Pub Date: July 10th, 2018
ISBN: 978-0-399-17972-3
Publisher: Random House

The two very different families of an engaged couple meet for a prenuptial dinner in the garden of the groom's parents' home in Brookline, Massachusetts.

"The excitable flower beds toss light and color to one another and toward the weathered shingles of the house, but the brilliance of the sun causes the rooms inside to appear cavernous and dark. Ecstatic chopping noises come from the kitchen, the staccato pulse of knife on wood, scallions mostly, mint." Former biologist Mazur's (Hinges: Meditations on the Portals of the Imagination, 2010) novel wafts in on a heady cloud of flowers, fragrances, and jewellike descriptions, redolent with overtones of Virginia Woolf and A Midsummer Night's Dream and finishing notes of Julia Glass. Generously, the author begins by sharing the seating plan devised by the hostess, Celia Cohen, for her party of 25. It's a face-off between the Cohens, a family of academics, poets, and world travelers, including their cosmopolitan 91-year-old matriarch, and the Barlows, a sedate family of lawyers, with their mildly demented and unpredictable 89-year-old grandpa. Perhaps the author's sympathies lie a little too blatantly on the side of the Cohens, or maybe those Barlow people really are just that insensitive, stuffy, and adulterous.
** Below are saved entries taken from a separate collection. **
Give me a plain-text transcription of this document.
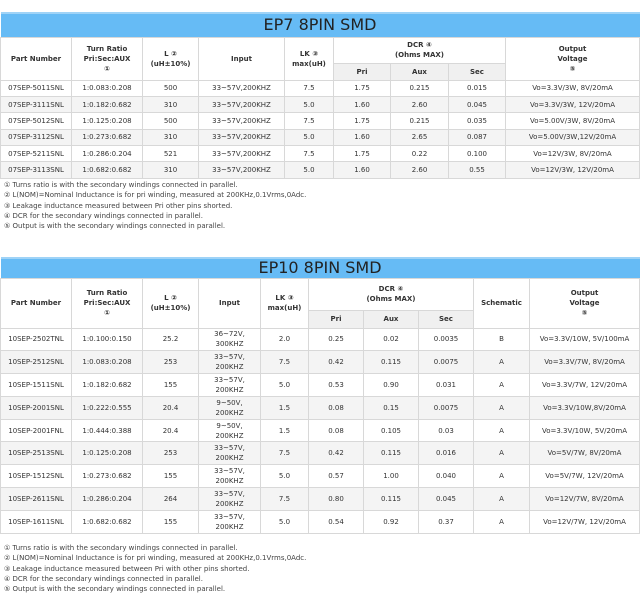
EP7 8PIN SMD								
Part Number	Turn Ratio
Pri:Sec:AUX
①	L ②
(uH±10%)	Input	LK ③
max(uH)	DCR ④
(Ohms MAX)			Output
Voltage
⑤
					Pri	Aux	Sec	
07SEP-5011SNL	1:0.083:0.208	500	33~57V,200KHZ	7.5	1.75	0.215	0.015	Vo=3.3V/3W, 8V/20mA
07SEP-3111SNL	1:0.182:0.682	310	33~57V,200KHZ	5.0	1.60	2.60	0.045	Vo=3.3V/3W, 12V/20mA
07SEP-5012SNL	1:0.125:0.208	500	33~57V,200KHZ	7.5	1.75	0.215	0.035	Vo=5.00V/3W, 8V/20mA
07SEP-3112SNL	1:0.273:0.682	310	33~57V,200KHZ	5.0	1.60	2.65	0.087	Vo=5.00V/3W,12V/20mA
07SEP-5211SNL	1:0.286:0.204	521	33~57V,200KHZ	7.5	1.75	0.22	0.100	Vo=12V/3W, 8V/20mA
07SEP-3113SNL	1:0.682:0.682	310	33~57V,200KHZ	5.0	1.60	2.60	0.55	Vo=12V/3W, 12V/20mA
① Turns ratio is with the secondary windings connected in parallel.
② L(NOM)=Nominal Inductance is for pri winding, measured at 200KHz,0.1Vrms,0Adc.
③ Leakage inductance measured between Pri other pins shorted.
④ DCR for the secondary windings connected in parallel.
⑤ Output is with the secondary windings connected in parallel.
EP10 8PIN SMD									
Part Number	Turn Ratio
Pri:Sec:AUX
①	L ②
(uH±10%)	Input	LK ③
max(uH)	DCR ④
(Ohms MAX)			Schematic	Output
Voltage
⑤
					Pri	Aux	Sec		
10SEP-2502TNL	1:0.100:0.150	25.2	36~72V,
300KHZ	2.0	0.25	0.02	0.0035	B	Vo=3.3V/10W, 5V/100mA
10SEP-2512SNL	1:0.083:0.208	253	33~57V,
200KHZ	7.5	0.42	0.115	0.0075	A	Vo=3.3V/7W, 8V/20mA
10SEP-1511SNL	1:0.182:0.682	155	33~57V,
200KHZ	5.0	0.53	0.90	0.031	A	Vo=3.3V/7W, 12V/20mA
10SEP-2001SNL	1:0.222:0.555	20.4	9~50V,
200KHZ	1.5	0.08	0.15	0.0075	A	Vo=3.3V/10W,8V/20mA
10SEP-2001FNL	1:0.444:0.388	20.4	9~50V,
200KHZ	1.5	0.08	0.105	0.03	A	Vo=3.3V/10W, 5V/20mA
10SEP-2513SNL	1:0.125:0.208	253	33~57V,
200KHZ	7.5	0.42	0.115	0.016	A	Vo=5V/7W, 8V/20mA
10SEP-1512SNL	1:0.273:0.682	155	33~57V,
200KHZ	5.0	0.57	1.00	0.040	A	Vo=5V/7W, 12V/20mA
10SEP-2611SNL	1:0.286:0.204	264	33~57V,
200KHZ	7.5	0.80	0.115	0.045	A	Vo=12V/7W, 8V/20mA
10SEP-1611SNL	1:0.682:0.682	155	33~57V,
200KHZ	5.0	0.54	0.92	0.37	A	Vo=12V/7W, 12V/20mA
① Turns ratio is with the secondary windings connected in parallel.
② L(NOM)=Nominal Inductance is for pri winding, measured at 200KHz,0.1Vrms,0Adc.
③ Leakage inductance measured between Pri with other pins shorted.
④ DCR for the secondary windings connected in parallel.
⑤ Output is with the secondary windings connected in parallel.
To get through so much happening to so many in just 240 pages, the novel is very light on its feet, whisking us through a slide show of mostly delightful scenes, both live-action and in the minds and memories of the characters. There is a naked badminton game, a hilarious rundown of the dietary prohibitions of each of the guests—"Yellow? You can't be allergic to yellow. Not to a color. That makes no sense"—a moving moment in Logan airport, and lots of interesting information about bugs, plants, and ancient Babylonian recipes. Some of the more complicated fictional gambits, involving interfamily relationships, are too rushed to be fully believable. As for the final vignette, which takes us off to another time and place, well, it wasn't the dessert we were hoping for, really.

Beautifully written and bracingly intelligent.